Over a century of Romanov rule came to a crashing halt in February of 1917, as a democratic revolution overthrew Tsar Nicholas II in Russia. The Romanov's had ruled unilaterally over Russia since the Seventeenth Century. There were many failures during Nicholas's rule that led to his ultimate downfall.
Ultimately, Nicholas's failures can be attributed to his inability to allow his advisors to make decisions. After becoming entangled in World War I, he insisted on directing strategy, which he was not capable of. Russia was soundly embarrassed and defeated by Germany in short order with the loss of millions of Russian troops. The toll that the war took on the economy plunged the country into chaos and famine.
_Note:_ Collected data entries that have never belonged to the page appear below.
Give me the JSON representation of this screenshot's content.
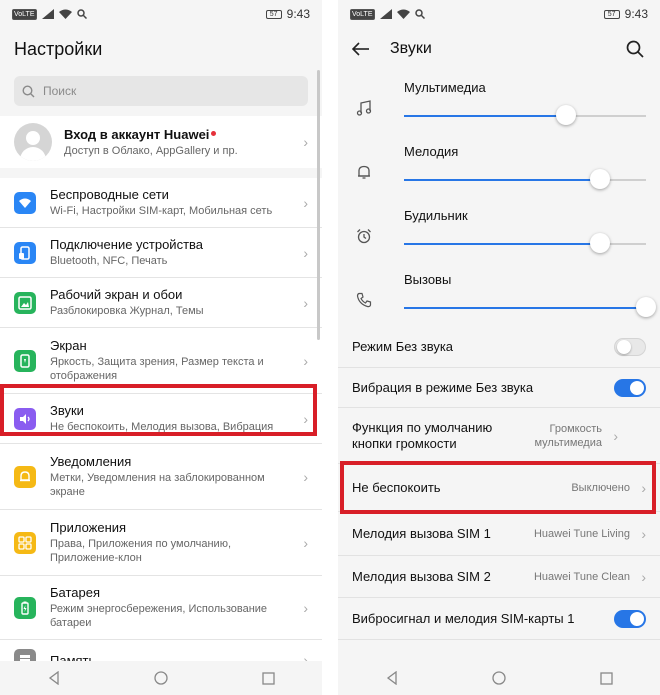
{
  "status": {
    "time": "9:43",
    "battery": "57",
    "chip": "VoLTE"
  },
  "left": {
    "title": "Настройки",
    "search": {
      "placeholder": "Поиск"
    },
    "account": {
      "title": "Вход в аккаунт Huawei",
      "subtitle": "Доступ в Облако, AppGallery и пр."
    },
    "items": [
      {
        "title": "Беспроводные сети",
        "subtitle": "Wi-Fi, Настройки SIM-карт, Мобильная сеть",
        "icon": "wifi-icon",
        "color": "#2a86f5"
      },
      {
        "title": "Подключение устройства",
        "subtitle": "Bluetooth, NFC, Печать",
        "icon": "device-connection-icon",
        "color": "#2a86f5"
      },
      {
        "title": "Рабочий экран и обои",
        "subtitle": "Разблокировка Журнал, Темы",
        "icon": "wallpaper-icon",
        "color": "#27b45c"
      },
      {
        "title": "Экран",
        "subtitle": "Яркость, Защита зрения, Размер текста и отображения",
        "icon": "display-icon",
        "color": "#27b45c"
      },
      {
        "title": "Звуки",
        "subtitle": "Не беспокоить, Мелодия вызова, Вибрация",
        "icon": "sound-icon",
        "color": "#8a5cf0"
      },
      {
        "title": "Уведомления",
        "subtitle": "Метки, Уведомления на заблокированном экране",
        "icon": "notification-bell-icon",
        "color": "#f5b915"
      },
      {
        "title": "Приложения",
        "subtitle": "Права, Приложения по умолчанию, Приложение-клон",
        "icon": "apps-grid-icon",
        "color": "#f5b915"
      },
      {
        "title": "Батарея",
        "subtitle": "Режим энергосбережения, Использование батареи",
        "icon": "battery-icon",
        "color": "#27b45c"
      },
      {
        "title": "Память",
        "subtitle": "",
        "icon": "storage-icon",
        "color": "#8a8a8a"
      }
    ]
  },
  "right": {
    "title": "Звуки",
    "volumes": [
      {
        "label": "Мультимедиа",
        "level": 0.67,
        "icon": "music-note-icon"
      },
      {
        "label": "Мелодия",
        "level": 0.81,
        "icon": "bell-icon"
      },
      {
        "label": "Будильник",
        "level": 0.81,
        "icon": "alarm-clock-icon"
      },
      {
        "label": "Вызовы",
        "level": 1.0,
        "icon": "phone-icon"
      }
    ],
    "rows": {
      "silent": {
        "label": "Режим Без звука",
        "on": false
      },
      "vibrate_silent": {
        "label": "Вибрация в режиме Без звука",
        "on": true
      },
      "volume_key": {
        "label": "Функция по умолчанию кнопки громкости",
        "value": "Громкость мультимедиа"
      },
      "dnd": {
        "label": "Не беспокоить",
        "value": "Выключено"
      },
      "sim1": {
        "label": "Мелодия вызова SIM 1",
        "value": "Huawei Tune Living"
      },
      "sim2": {
        "label": "Мелодия вызова SIM 2",
        "value": "Huawei Tune Clean"
      },
      "vibro_sim1": {
        "label": "Вибросигнал и мелодия SIM-карты 1",
        "on": true
      }
    }
  },
  "highlight_color": "#d81e27",
  "accent_color": "#2776e6"
}
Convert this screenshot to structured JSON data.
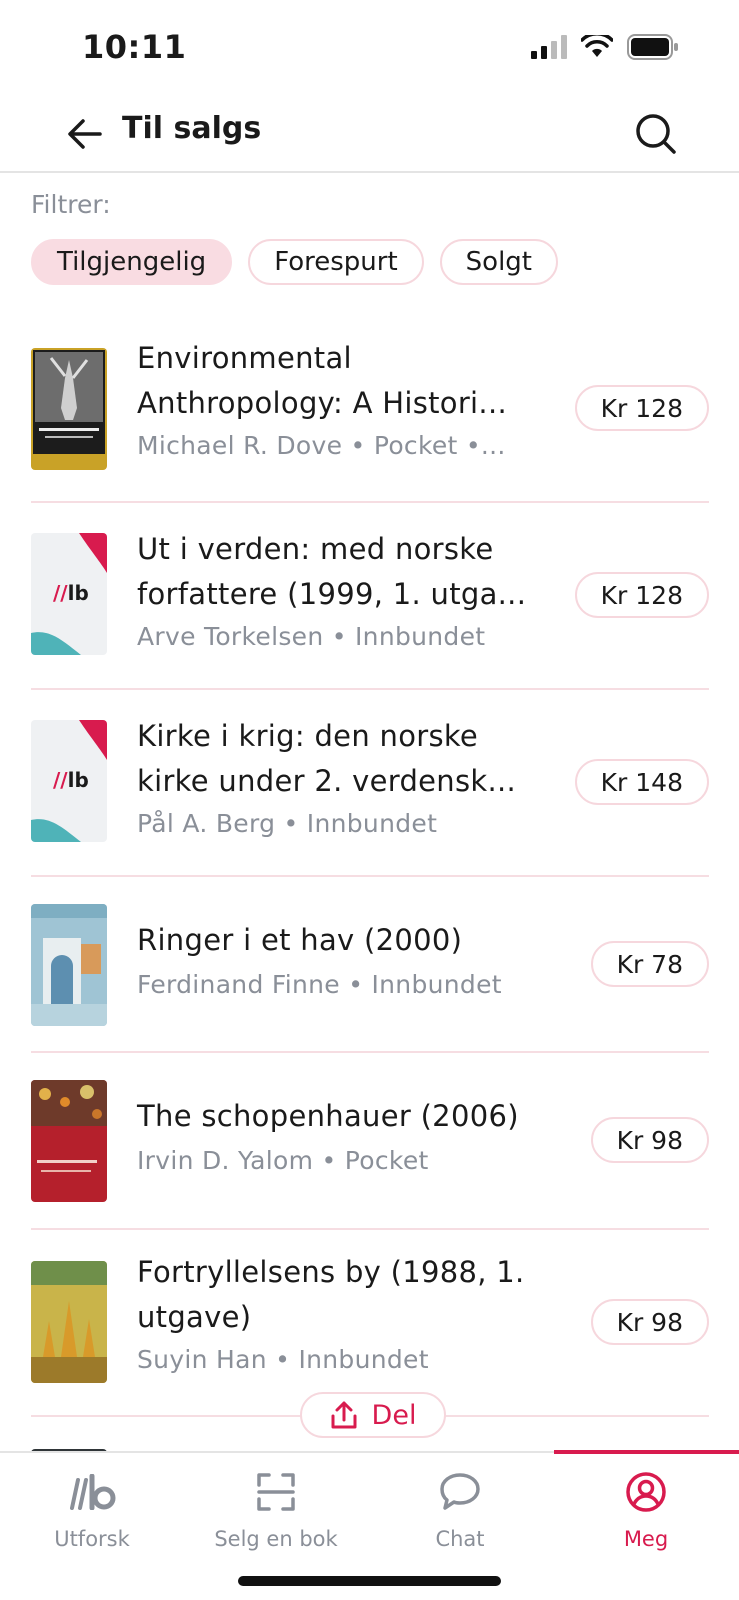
{
  "status_bar": {
    "time": "10:11"
  },
  "header": {
    "title": "Til salgs",
    "back_icon": "arrow-left-icon",
    "search_icon": "search-icon"
  },
  "filters": {
    "label": "Filtrer:",
    "chips": [
      {
        "label": "Tilgjengelig",
        "active": true
      },
      {
        "label": "Forespurt",
        "active": false
      },
      {
        "label": "Solgt",
        "active": false
      }
    ]
  },
  "books": [
    {
      "title_line1": "Environmental",
      "title_line2": "Anthropology: A Histori...",
      "meta": "Michael R. Dove • Pocket •...",
      "price": "Kr 128",
      "cover": "environmental-anthropology"
    },
    {
      "title_line1": "Ut i verden: med norske",
      "title_line2": "forfattere (1999, 1. utga...",
      "meta": "Arve Torkelsen • Innbundet",
      "price": "Kr 128",
      "cover": "placeholder"
    },
    {
      "title_line1": "Kirke i krig: den norske",
      "title_line2": "kirke under 2. verdensk...",
      "meta": "Pål A. Berg • Innbundet",
      "price": "Kr 148",
      "cover": "placeholder"
    },
    {
      "title_line1": "Ringer i et hav (2000)",
      "meta": "Ferdinand Finne • Innbundet",
      "price": "Kr 78",
      "cover": "ringer-i-et-hav"
    },
    {
      "title_line1": "The schopenhauer (2006)",
      "meta": "Irvin D. Yalom • Pocket",
      "price": "Kr 98",
      "cover": "schopenhauer"
    },
    {
      "title_line1": "Fortryllelsens by (1988, 1.",
      "title_line2": "utgave)",
      "meta": "Suyin Han • Innbundet",
      "price": "Kr 98",
      "cover": "fortryllelsens-by"
    }
  ],
  "placeholder_logo": "lb",
  "share": {
    "label": "Del",
    "icon": "share-icon"
  },
  "bottom_nav": [
    {
      "label": "Utforsk",
      "icon": "lb-logo-icon",
      "active": false
    },
    {
      "label": "Selg en bok",
      "icon": "scan-icon",
      "active": false
    },
    {
      "label": "Chat",
      "icon": "chat-bubble-icon",
      "active": false
    },
    {
      "label": "Meg",
      "icon": "user-circle-icon",
      "active": true
    }
  ],
  "colors": {
    "accent": "#d81b4e",
    "chip_active_bg": "#f9dce2",
    "muted_text": "#8a8f98"
  }
}
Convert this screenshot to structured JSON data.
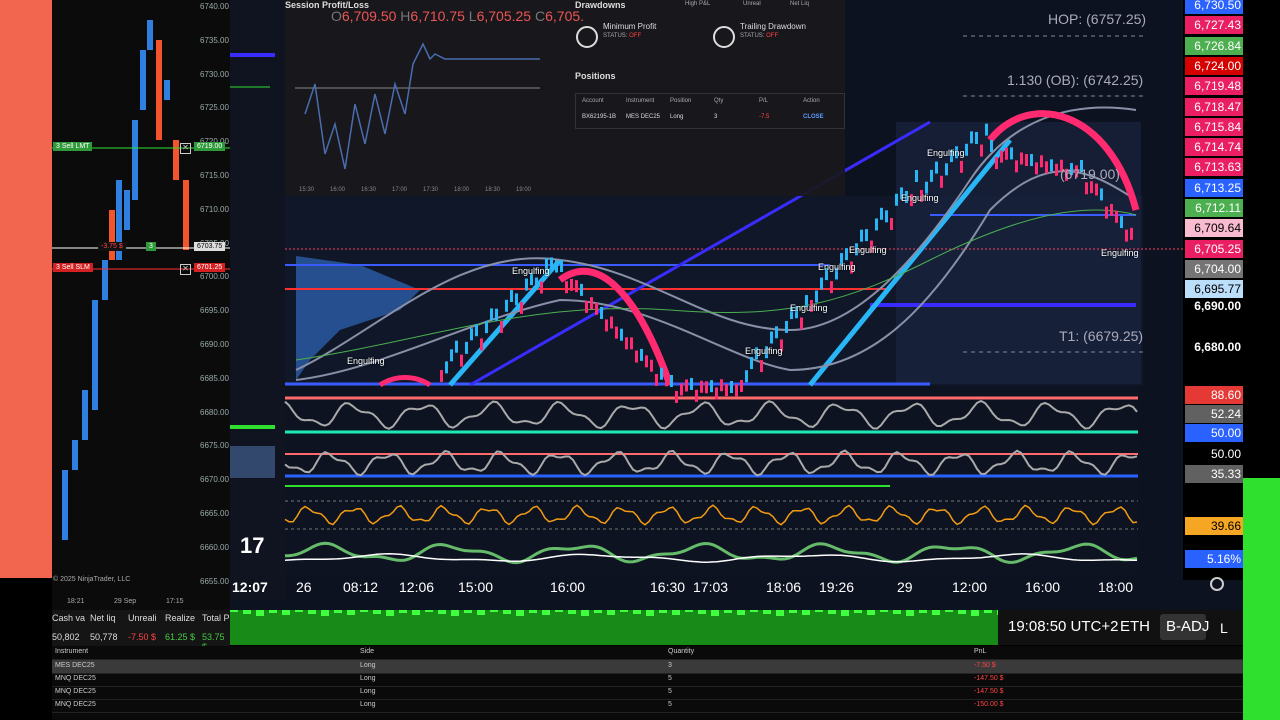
{
  "nt": {
    "yaxis": [
      "6740.00",
      "6735.00",
      "6730.00",
      "6725.00",
      "6720.00",
      "6715.00",
      "6710.00",
      "6705.00",
      "6700.00",
      "6695.00",
      "6690.00",
      "6685.00",
      "6680.00",
      "6675.00",
      "6670.00",
      "6665.00",
      "6660.00",
      "6655.00"
    ],
    "xaxis": [
      "18:21",
      "29 Sep",
      "17:15"
    ],
    "copyright": "© 2025 NinjaTrader, LLC",
    "sell_lmt": "3 Sell LMT",
    "sell_lmt_price": "6719.00",
    "sell_slm": "3 Sell SLM",
    "sell_slm_price": "6701.25",
    "pos_pnl": "-3.75 $",
    "pos_qty": "3",
    "last_price": "6703.75",
    "colors": {
      "buy": "#2f7fe0",
      "sell": "#f2552c"
    }
  },
  "account": {
    "headers": [
      "Cash va",
      "Net liq",
      "Unreali",
      "Realize",
      "Total P"
    ],
    "values": [
      "50,802",
      "50,778",
      "-7.50 $",
      "61.25 $",
      "53.75 $"
    ]
  },
  "positions_table": {
    "headers": [
      "Instrument",
      "Side",
      "Quantity",
      "PnL"
    ],
    "rows": [
      {
        "instrument": "MES DEC25",
        "side": "Long",
        "qty": "3",
        "pnl": "-7.50 $"
      },
      {
        "instrument": "MNQ DEC25",
        "side": "Long",
        "qty": "5",
        "pnl": "-147.50 $"
      },
      {
        "instrument": "MNQ DEC25",
        "side": "Long",
        "qty": "5",
        "pnl": "-147.50 $"
      },
      {
        "instrument": "MNQ DEC25",
        "side": "Long",
        "qty": "5",
        "pnl": "-150.00 $"
      }
    ]
  },
  "overlay": {
    "session_title": "Session Profit/Loss",
    "ohlc": {
      "o_label": "O",
      "o": "6,709.50",
      "h_label": "H",
      "h": "6,710.75",
      "l_label": "L",
      "l": "6,705.25",
      "c_label": "C",
      "c": "6,705."
    },
    "session_x": [
      "15:30",
      "16:00",
      "16:30",
      "17:00",
      "17:30",
      "18:00",
      "18:30",
      "19:00"
    ],
    "drawdowns_title": "Drawdowns",
    "min_profit": "Minimum Profit",
    "trailing": "Trailing Drawdown",
    "status_label": "STATUS:",
    "status_value": "OFF",
    "top_labels": [
      "High P&L",
      "Unreal",
      "Net Liq"
    ],
    "positions_title": "Positions",
    "pos_headers": [
      "Account",
      "Instrument",
      "Position",
      "Qty",
      "P/L",
      "Action"
    ],
    "pos_row": {
      "account": "BX62195-1B",
      "instrument": "MES DEC25",
      "position": "Long",
      "qty": "3",
      "pl": "-7.5",
      "action": "CLOSE"
    }
  },
  "levels": {
    "hop": "HOP: (6757.25)",
    "ob": "1.130 (OB): (6742.25)",
    "mid": "(6719.00)",
    "t1": "T1: (6679.25)"
  },
  "chart_labels": [
    "Engulfing",
    "Engulfing",
    "Engulfing",
    "Engulfing",
    "Engulfing",
    "Engulfing",
    "Engulfing",
    "Engulfing",
    "Engulfing"
  ],
  "price_axis": [
    {
      "v": "6,730.50",
      "bg": "#2962ff"
    },
    {
      "v": "6,727.43",
      "bg": "#e91e63"
    },
    {
      "v": "6,726.84",
      "bg": "#4caf50"
    },
    {
      "v": "6,724.00",
      "bg": "#d50000"
    },
    {
      "v": "6,719.48",
      "bg": "#e91e63"
    },
    {
      "v": "6,718.47",
      "bg": "#e91e63"
    },
    {
      "v": "6,715.84",
      "bg": "#e91e63"
    },
    {
      "v": "6,714.74",
      "bg": "#e91e63"
    },
    {
      "v": "6,713.63",
      "bg": "#e91e63"
    },
    {
      "v": "6,713.25",
      "bg": "#2962ff"
    },
    {
      "v": "6,712.11",
      "bg": "#4caf50"
    },
    {
      "v": "6,709.64",
      "bg": "#f8bbd0"
    },
    {
      "v": "6,705.25",
      "bg": "#e91e63"
    },
    {
      "v": "6,704.00",
      "bg": "#757575"
    },
    {
      "v": "6,695.77",
      "bg": "#bbdefb"
    }
  ],
  "price_plain": [
    "6,690.00",
    "6,680.00"
  ],
  "indicator_axis": [
    {
      "v": "88.60",
      "bg": "#e53935"
    },
    {
      "v": "52.24",
      "bg": "#616161"
    },
    {
      "v": "50.00",
      "bg": "#2962ff"
    },
    {
      "v": "50.00",
      "bg": "#000000"
    },
    {
      "v": "35.33",
      "bg": "#616161"
    },
    {
      "v": "39.66",
      "bg": "#f5a623"
    },
    {
      "v": "5.16%",
      "bg": "#2962ff"
    }
  ],
  "time_axis": [
    "12:07",
    "26",
    "08:12",
    "12:06",
    "15:00",
    "16:00",
    "16:30",
    "17:03",
    "18:06",
    "19:26",
    "29",
    "12:00",
    "16:00",
    "18:00"
  ],
  "status": {
    "clock": "19:08:50 UTC+2",
    "exch": "ETH",
    "adj": "B-ADJ",
    "l": "L"
  }
}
While Nicholas was off playing war general, the control of the government was in the hands of his wife. She was even less qualified to handle a Russia on the brink of destruction. Tsarina Alexandra appointed an eccentric monk named Rasputin to make important decisions. Rasputin was not at all qualified to make significant decisions and when he failed, the Russian people were not at all happy. Rasputin was murdered in 1916, but he had already damaged the reputation of the royal family beyond repair.
The disruption of transportation, agricultural, and industrial capacity of Russia was completely and utterly disrupted by the war effort. Labor unions and other activist groups led widespread protests that were met with violence by the forces of Tsar Nicholas. This was the final insult to injury in Russia.
In March of 1917, Tsar Nicholas was forced to resign. The results of the abdication were sweeping. The autocratic rule of Russia was over and a democratic transitional government was established. This government would be overthrown by the Bolshevik Revolution in November. A communist government and economic system would rule Russia for the next seventy years. As for the Romanov family, their fate was not for the faint of heart. They were immediately detained after abdication, and in November they were assassinated by Bolshevik forces.